If dating view data, allow it to gray out rather than disappear entirely. Could even have a "fade time" for unit images...

Even if display is textual, use red text (and other colors) to indicate dangerous conditions.

Next/prev unit controls should change map focus, even if screen unaffected.

In general, ability to "select" a unit implies ability to examine, but not control. Control implies ability to select, however.

Use a builtin color matching a color name if possible, otherwise use the imc definition.

Connections may need to be drawn differently in each of the two hexes they involve, such as straits connecting to a sea. (what is this supposed to mean?)

If cell cramped for space, show only one material type at a time, require redraw to show amounts of a different type.

Draw time remaining both digitally and as hourglass, for all time limits in effect.

Could tie map to follow a specified unit (or to flip there quickly a la SimAnt).

Have a separate message window from notices, allow broadcasting w/o specific msg command? (a "talk" window)

Redraw hexes exposed when a unit with a legend moves. Truncate or move legend if would overlap some other unit/legend.

Put limits on the number of windows of each type, set up so will reuse windows, except for ones that are "staked down".

Fix border removal so inter-hex boundary pixels are cleaned up also.

Need a specialized window or display to check on current scores (showing actual situation vs what's still needed). (Show both scorekeepers actually in force, as well as the others.) Side display could also display scores relevant to that side.

Every unit plan display should have a place to record notes and general info about the unit, add a slot to units also. Use in scenarios.

Need a command for when a player can explicitly change the self-unit.

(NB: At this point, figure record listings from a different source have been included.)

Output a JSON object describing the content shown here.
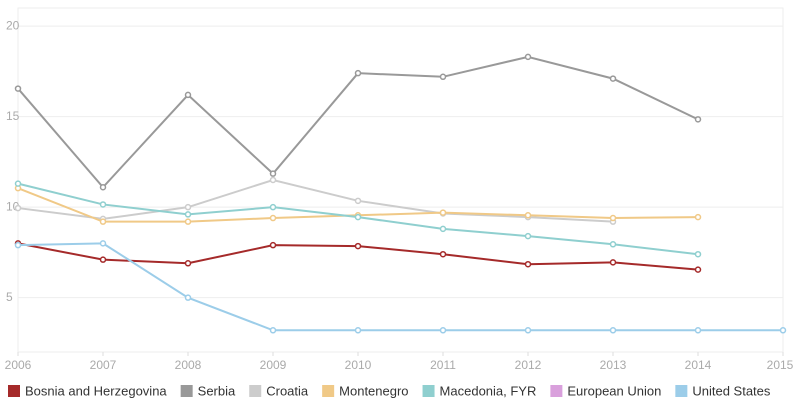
{
  "chart_data": {
    "type": "line",
    "x": [
      2006,
      2007,
      2008,
      2009,
      2010,
      2011,
      2012,
      2013,
      2014,
      2015
    ],
    "xlim": [
      2006,
      2015
    ],
    "xticks": [
      2006,
      2007,
      2008,
      2009,
      2010,
      2011,
      2012,
      2013,
      2014,
      2015
    ],
    "ylim": [
      2,
      21
    ],
    "yticks": [
      5,
      10,
      15,
      20
    ],
    "grid": true,
    "series": [
      {
        "name": "Bosnia and Herzegovina",
        "color": "#a52a2a",
        "values": [
          8.0,
          7.1,
          6.9,
          7.9,
          7.85,
          7.4,
          6.85,
          6.95,
          6.55,
          null
        ]
      },
      {
        "name": "Serbia",
        "color": "#999999",
        "values": [
          16.55,
          11.1,
          16.2,
          11.85,
          17.4,
          17.2,
          18.3,
          17.1,
          14.85,
          null
        ]
      },
      {
        "name": "Croatia",
        "color": "#cccccc",
        "values": [
          9.95,
          9.35,
          10.0,
          11.5,
          10.35,
          9.65,
          9.45,
          9.2,
          null,
          null
        ]
      },
      {
        "name": "Montenegro",
        "color": "#f0c987",
        "values": [
          11.05,
          9.2,
          9.2,
          9.4,
          9.55,
          9.7,
          9.55,
          9.4,
          9.45,
          null
        ]
      },
      {
        "name": "Macedonia, FYR",
        "color": "#8fcfcf",
        "values": [
          11.3,
          10.15,
          9.6,
          10.0,
          9.45,
          8.8,
          8.4,
          7.95,
          7.4,
          null
        ]
      },
      {
        "name": "European Union",
        "color": "#d9a0dc",
        "values": [
          null,
          null,
          null,
          null,
          null,
          null,
          null,
          null,
          null,
          null
        ]
      },
      {
        "name": "United States",
        "color": "#9ccde9",
        "values": [
          7.9,
          8.0,
          5.0,
          3.2,
          3.2,
          3.2,
          3.2,
          3.2,
          3.2,
          3.2
        ]
      }
    ]
  }
}
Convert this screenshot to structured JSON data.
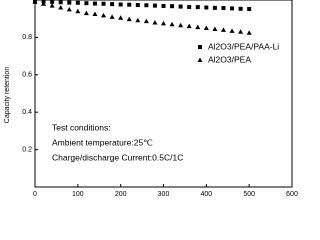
{
  "chart_data": {
    "type": "scatter",
    "y_label": "Capacity retention",
    "x": [
      0,
      20,
      40,
      60,
      80,
      100,
      120,
      140,
      160,
      180,
      200,
      220,
      240,
      260,
      280,
      300,
      320,
      340,
      360,
      380,
      400,
      420,
      440,
      460,
      480,
      500
    ],
    "series": [
      {
        "name": "Al2O3/PEA/PAA-Li",
        "marker": "square",
        "color": "#000000",
        "values": [
          0.995,
          0.993,
          0.99,
          0.988,
          0.986,
          0.985,
          0.983,
          0.981,
          0.98,
          0.978,
          0.976,
          0.975,
          0.973,
          0.972,
          0.97,
          0.968,
          0.967,
          0.965,
          0.963,
          0.962,
          0.96,
          0.958,
          0.957,
          0.955,
          0.953,
          0.952
        ]
      },
      {
        "name": "Al2O3/PEA",
        "marker": "triangle",
        "color": "#000000",
        "values": [
          0.99,
          0.98,
          0.97,
          0.96,
          0.95,
          0.94,
          0.93,
          0.925,
          0.918,
          0.91,
          0.905,
          0.898,
          0.892,
          0.887,
          0.88,
          0.875,
          0.87,
          0.865,
          0.86,
          0.855,
          0.85,
          0.845,
          0.84,
          0.835,
          0.83,
          0.825
        ]
      }
    ],
    "annotations": [
      "Test conditions:",
      "Ambient temperature:25℃",
      "Charge/discharge Current:0.5C/1C"
    ],
    "xlim": [
      0,
      600
    ],
    "xticks": [
      0,
      100,
      200,
      300,
      400,
      500,
      600
    ],
    "ylim": [
      0,
      1.0
    ],
    "yticks": [
      0.2,
      0.4,
      0.6,
      0.8
    ],
    "legend": "upper right"
  }
}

Players should be able to rename any named object. The interface should also provide a button or control to run any namer that might be available to the unit.

Be able to select unit number display indep of unit name display, and feature name display indep of unit names.

Don't draw things that xform to 0 pixel areas, only draw the most important things if 1-4 pixels or so.

If time/effort to do action is > length of game, then interface can disable that action permanently.

Use moving bar or gray under black to indicate reserve/asleep units.

Autoscrolling should always position so that each adjacent cell to a unit also shows *entire* adjacent cells, all around.